Madison Korean restaurant packs a spicy punch
MADISON—The September opening of Sol's on the Square bumps the number of Korean restaurants around Madison to three and makes the city part of a national culinary trend.
Korean cuisine has arrived in the U.S. on a large scale, and it's not difficult to understand why—at least, not at this time of year. Most of what we tasted from Sol's menu was spicy and fiery hot, which is ideal during Wisconsin winters but hard to imagine in July or mid-August.
I'm a novice when it comes to Korean recipes, but a few things are readily apparent about the food: sharp flavors, terrific textures and, of course, that heat.
The dominant flavors we tasted from Sol's kitchen included chili peppers (both paste and flakes), sesame oil, soy sauce, garlic and ginger.
Korean cuisine also is known for pickling, fermenting and salting, and all of those elements were at play during our visit last Saturday.
The restaurant is clean and tidy, featuring a bar and a dining room with tables placed a bit too close together. Each table is set with a black linen tablecloth and napkins.
Cuisine from the Korean peninsula includes lots of seafood, but also pork, beef and some chicken. Koreans typically use rice—or sometimes noodles—as the main starch in meals, which usually include a soup or stew.

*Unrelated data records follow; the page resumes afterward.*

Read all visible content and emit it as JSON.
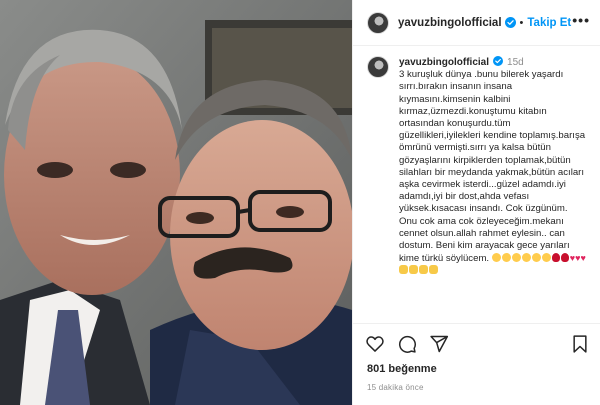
{
  "header": {
    "username": "yavuzbingolofficial",
    "separator": "•",
    "follow_label": "Takip Et",
    "more_label": "•••"
  },
  "caption": {
    "username": "yavuzbingolofficial",
    "time": "15d",
    "text": "3 kuruşluk dünya .bunu bilerek yaşardı sırrı.bırakın insanın insana kıymasını.kimsenin kalbini kırmaz,üzmezdi.konuştumu kitabın ortasından konuşurdu.tüm güzellikleri,iyilekleri kendine toplamış.barışa ömrünü vermişti.sırrı ya kalsa bütün gözyaşlarını kirpiklerden toplamak,bütün silahları bir meydanda yakmak,bütün acıları aşka cevirmek isterdi...güzel adamdı.iyi adamdı,iyi bir dost,ahda vefası yüksek.kısacası insandı. Cok üzgünüm. Onu cok ama cok özleyeceğim.mekanı cennet olsun.allah rahmet eylesin.. can dostum. Beni kim arayacak gece yarıları kime türkü söylücem."
  },
  "icons": {
    "verified": "verified-badge-icon",
    "like": "heart-icon",
    "comment": "comment-icon",
    "share": "paper-plane-icon",
    "save": "bookmark-icon"
  },
  "stats": {
    "likes": "801 beğenme",
    "posted_ago": "15 dakika önce"
  },
  "colors": {
    "accent": "#0095f6",
    "text": "#262626",
    "muted": "#8e8e8e"
  }
}
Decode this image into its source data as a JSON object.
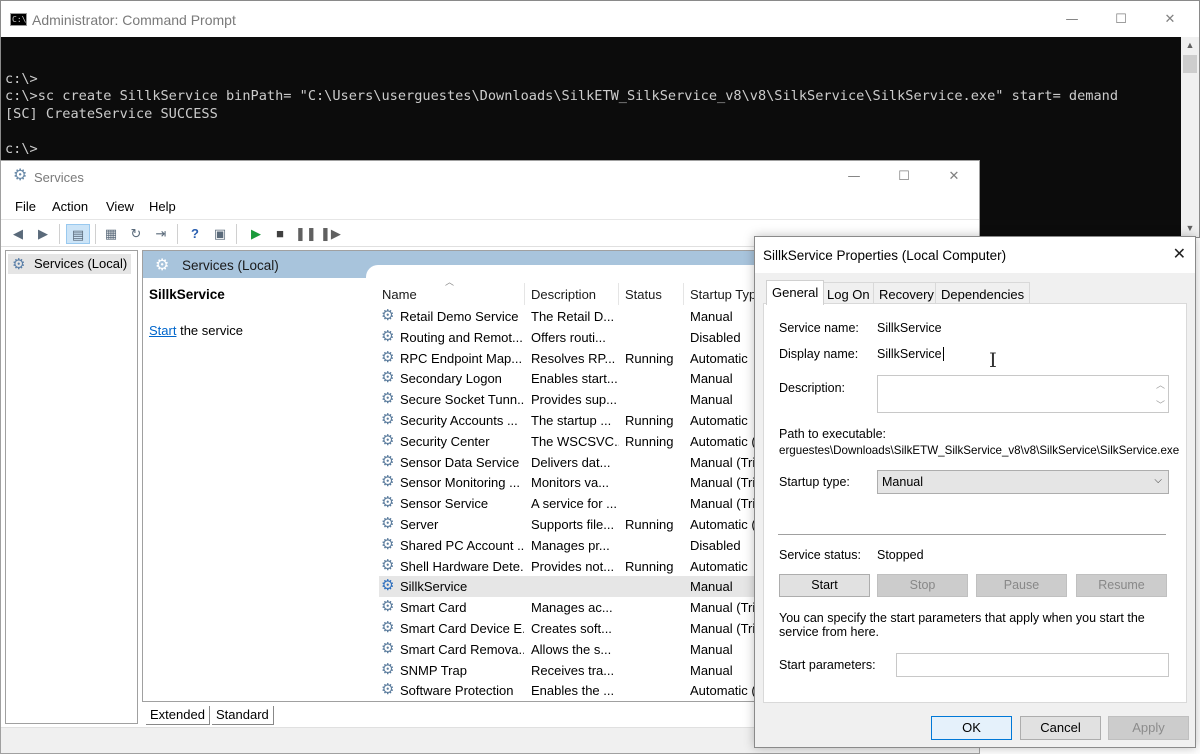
{
  "cmd": {
    "title": "Administrator: Command Prompt",
    "icon_label": "C:\\",
    "lines": [
      "",
      "c:\\>",
      "c:\\>sc create SillkService binPath= \"C:\\Users\\userguestes\\Downloads\\SilkETW_SilkService_v8\\v8\\SilkService\\SilkService.exe\" start= demand",
      "[SC] CreateService SUCCESS",
      "",
      "c:\\>"
    ]
  },
  "services": {
    "title": "Services",
    "menu": [
      "File",
      "Action",
      "View",
      "Help"
    ],
    "tree_root": "Services (Local)",
    "header_title": "Services (Local)",
    "selected_name": "SillkService",
    "start_link": "Start",
    "start_suffix": " the service",
    "columns": [
      "Name",
      "Description",
      "Status",
      "Startup Typ"
    ],
    "rows": [
      {
        "name": "Retail Demo Service",
        "desc": "The Retail D...",
        "status": "",
        "type": "Manual"
      },
      {
        "name": "Routing and Remot...",
        "desc": "Offers routi...",
        "status": "",
        "type": "Disabled"
      },
      {
        "name": "RPC Endpoint Map...",
        "desc": "Resolves RP...",
        "status": "Running",
        "type": "Automatic"
      },
      {
        "name": "Secondary Logon",
        "desc": "Enables start...",
        "status": "",
        "type": "Manual"
      },
      {
        "name": "Secure Socket Tunn...",
        "desc": "Provides sup...",
        "status": "",
        "type": "Manual"
      },
      {
        "name": "Security Accounts ...",
        "desc": "The startup ...",
        "status": "Running",
        "type": "Automatic"
      },
      {
        "name": "Security Center",
        "desc": "The WSCSVC...",
        "status": "Running",
        "type": "Automatic ("
      },
      {
        "name": "Sensor Data Service",
        "desc": "Delivers dat...",
        "status": "",
        "type": "Manual (Trig"
      },
      {
        "name": "Sensor Monitoring ...",
        "desc": "Monitors va...",
        "status": "",
        "type": "Manual (Trig"
      },
      {
        "name": "Sensor Service",
        "desc": "A service for ...",
        "status": "",
        "type": "Manual (Trig"
      },
      {
        "name": "Server",
        "desc": "Supports file...",
        "status": "Running",
        "type": "Automatic ("
      },
      {
        "name": "Shared PC Account ...",
        "desc": "Manages pr...",
        "status": "",
        "type": "Disabled"
      },
      {
        "name": "Shell Hardware Dete...",
        "desc": "Provides not...",
        "status": "Running",
        "type": "Automatic"
      },
      {
        "name": "SillkService",
        "desc": "",
        "status": "",
        "type": "Manual"
      },
      {
        "name": "Smart Card",
        "desc": "Manages ac...",
        "status": "",
        "type": "Manual (Trig"
      },
      {
        "name": "Smart Card Device E...",
        "desc": "Creates soft...",
        "status": "",
        "type": "Manual (Trig"
      },
      {
        "name": "Smart Card Remova...",
        "desc": "Allows the s...",
        "status": "",
        "type": "Manual"
      },
      {
        "name": "SNMP Trap",
        "desc": "Receives tra...",
        "status": "",
        "type": "Manual"
      },
      {
        "name": "Software Protection",
        "desc": "Enables the ...",
        "status": "",
        "type": "Automatic ("
      }
    ],
    "bottom_tabs": [
      "Extended",
      "Standard"
    ]
  },
  "dialog": {
    "title": "SillkService Properties (Local Computer)",
    "tabs": [
      "General",
      "Log On",
      "Recovery",
      "Dependencies"
    ],
    "service_name_label": "Service name:",
    "service_name": "SillkService",
    "display_name_label": "Display name:",
    "display_name": "SillkService",
    "description_label": "Description:",
    "path_label": "Path to executable:",
    "path": "erguestes\\Downloads\\SilkETW_SilkService_v8\\v8\\SilkService\\SilkService.exe",
    "startup_type_label": "Startup type:",
    "startup_type": "Manual",
    "service_status_label": "Service status:",
    "service_status": "Stopped",
    "buttons": {
      "start": "Start",
      "stop": "Stop",
      "pause": "Pause",
      "resume": "Resume"
    },
    "note": "You can specify the start parameters that apply when you start the service from here.",
    "start_params_label": "Start parameters:",
    "ok": "OK",
    "cancel": "Cancel",
    "apply": "Apply"
  }
}
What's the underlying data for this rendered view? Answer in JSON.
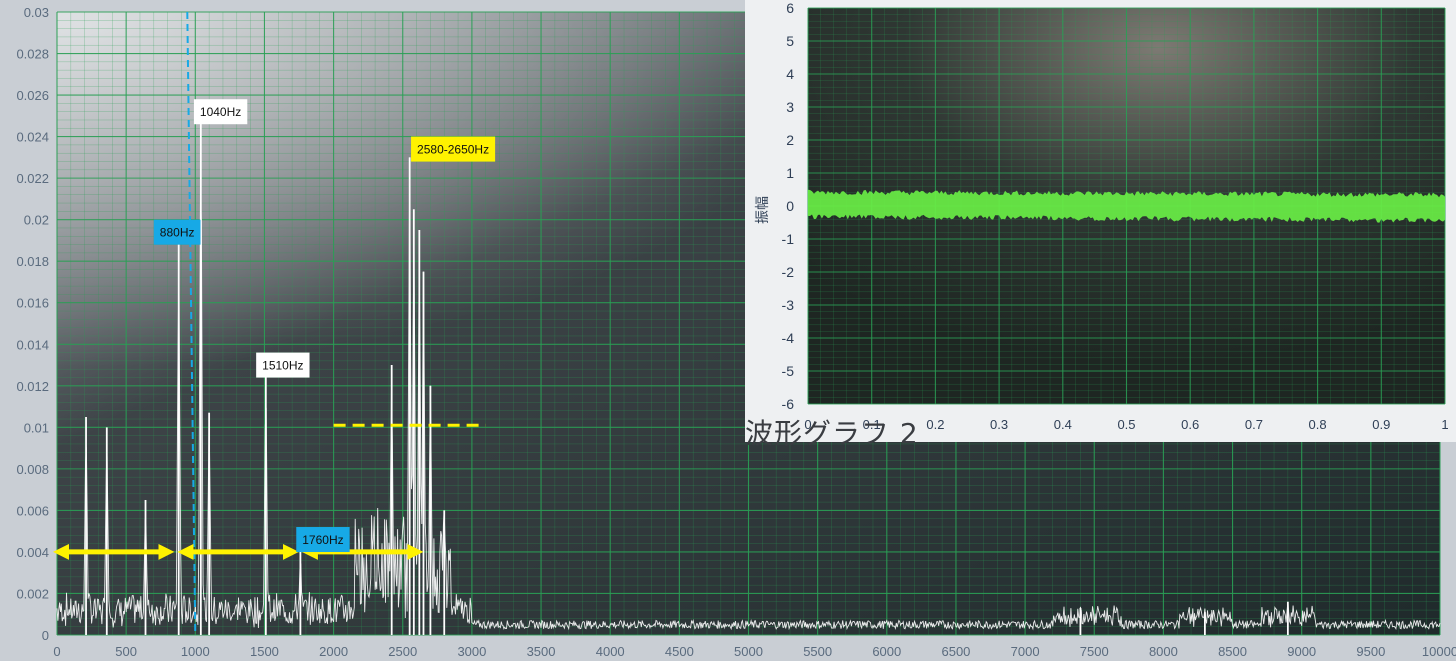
{
  "chart_data": [
    {
      "type": "line",
      "title": "",
      "xlabel": "",
      "ylabel": "",
      "xlim": [
        0,
        10000
      ],
      "ylim": [
        0,
        0.03
      ],
      "grid": true,
      "x_ticks": [
        "0",
        "500",
        "1000",
        "1500",
        "2000",
        "2500",
        "3000",
        "3500",
        "4000",
        "4500",
        "5000",
        "5500",
        "6000",
        "6500",
        "7000",
        "7500",
        "8000",
        "8500",
        "9000",
        "9500",
        "10000"
      ],
      "y_ticks": [
        "0",
        "0.002",
        "0.004",
        "0.006",
        "0.008",
        "0.01",
        "0.012",
        "0.014",
        "0.016",
        "0.018",
        "0.02",
        "0.022",
        "0.024",
        "0.026",
        "0.028",
        "0.03"
      ],
      "peaks": [
        {
          "x": 210,
          "y": 0.0105
        },
        {
          "x": 360,
          "y": 0.01
        },
        {
          "x": 640,
          "y": 0.0065
        },
        {
          "x": 880,
          "y": 0.019
        },
        {
          "x": 1040,
          "y": 0.025
        },
        {
          "x": 1100,
          "y": 0.0107
        },
        {
          "x": 1510,
          "y": 0.0127
        },
        {
          "x": 1760,
          "y": 0.004
        },
        {
          "x": 2420,
          "y": 0.013
        },
        {
          "x": 2550,
          "y": 0.023
        },
        {
          "x": 2580,
          "y": 0.0205
        },
        {
          "x": 2620,
          "y": 0.0195
        },
        {
          "x": 2650,
          "y": 0.0175
        },
        {
          "x": 2700,
          "y": 0.012
        },
        {
          "x": 2800,
          "y": 0.006
        },
        {
          "x": 7400,
          "y": 0.0013
        },
        {
          "x": 8300,
          "y": 0.0011
        },
        {
          "x": 8900,
          "y": 0.0016
        }
      ],
      "annotations": [
        {
          "text": "880Hz",
          "x": 700,
          "y": 0.02,
          "style": "blue"
        },
        {
          "text": "1040Hz",
          "x": 990,
          "y": 0.0258,
          "style": "white"
        },
        {
          "text": "1510Hz",
          "x": 1440,
          "y": 0.0136,
          "style": "white"
        },
        {
          "text": "1760Hz",
          "x": 1730,
          "y": 0.0052,
          "style": "blue"
        },
        {
          "text": "2580-2650Hz",
          "x": 2560,
          "y": 0.024,
          "style": "yellow"
        }
      ],
      "dashed_vertical_at_x": 1000,
      "dashed_horizontal": {
        "y": 0.0101,
        "x_from": 2000,
        "x_to": 3100
      },
      "ranges": [
        [
          0,
          820
        ],
        [
          900,
          1720
        ],
        [
          1800,
          2620
        ]
      ]
    },
    {
      "type": "line",
      "title": "波形グラフ 2",
      "ylabel": "振幅",
      "xlim": [
        0,
        1
      ],
      "ylim": [
        -6,
        6
      ],
      "grid": true,
      "x_ticks": [
        "0",
        "0.1",
        "0.2",
        "0.3",
        "0.4",
        "0.5",
        "0.6",
        "0.7",
        "0.8",
        "0.9",
        "1"
      ],
      "y_ticks": [
        "6",
        "5",
        "4",
        "3",
        "2",
        "1",
        "0",
        "-1",
        "-2",
        "-3",
        "-4",
        "-5",
        "-6"
      ],
      "band": {
        "center": 0.05,
        "amplitude": 0.45
      }
    }
  ],
  "colors": {
    "grid": "#2a9f55",
    "trace": "#ffffff",
    "wave": "#69ee45",
    "yellow": "#fff200",
    "blue_label": "#17a9e6"
  }
}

Another characteristic of Korean cooking is the large number of side dishes, or banchan, that are served in small bowls. We ordered an appetizer, but before it arrived our server brought out a plate with four separate banchan at no cost: pickled yellow radishes, marinated strips of fish, spicy kimchi (fermented vegetables) and tangy, pickled cucumbers. Our server was happy to refill the plate—again, at no cost—when we'd nearly cleared it.
Korean meals usually are served when the food is ready, not in separate courses. Unfortunately, our table for two was so small there was no room for more than a couple of serving bowls at a time.
Our first course, japchae ($8), consisted of sweet potato noodles stir-fried in soy sauce with red and green peppers, onions, garlic and chili pepper flakes. For this, we had to abandon the chopsticks and turn to a fork and spoon to get a handle on the ridiculously long, slippery noodles. (They were described as sweet potato noodles on the menu but looked like the wheat flour noodles served in other dishes.)
The japchae was aromatic and bold, but its dominant flavors were so similar to those in our main courses—and so spicy hot—that it was a little hard to discern the subtle differences of each.
One of the cuisine's best-known dishes is bibimbap ($11): a bowl of white rice with sautéed spinach, carrots, zucchini, bean sprouts, radishes and beef with an over-easy egg dropped on top. The menu says diners can choose spicy red chili pepper sauce or sweet soy sauce with the order, although I don't recall our server presenting an option. Instead, we got the red pepper sauce, which also plays a role in the budae jjigae ($12)—also known as Korean Army Base stew.
Budae jjigae originated during the Korean War, when Koreans had very little to eat. People made the dish by combining leftover Spam and hot dogs from U.S. Army facilities with whatever else was available. All of the leftovers were mixed with water and boiled in a large pot. The stew is still popular, but with more varied ingredients than the original.
Budae jjigae is served in a large, hot bowl with a side of white rice. It includes spicy noodles with sausage, kimchi, green onions, mushrooms, tofu, beef or pork, Spam and hot dogs. The stew is spiced with red pepper powder and red pepper paste, soy sauce and garlic. Anchovies often are used to flavor the broth.
Our order was served in a quantity large enough for three diners.
The kitchen had just one order of dessert remaining when we asked: walnut cake, which came as six small balls of tender dough with a delicious center of walnut paste ($5). It was a total surprise because it was such a stark contrast to all the Korean food we'd just tasted.
Our servers were friendly, efficient and helped give us an overall positive experience.
Those with adventurous palates ought to check out Sol's. It offers a taste of authentic Korean food prepared by a chef with 16 years of experience in Seoul kitchens.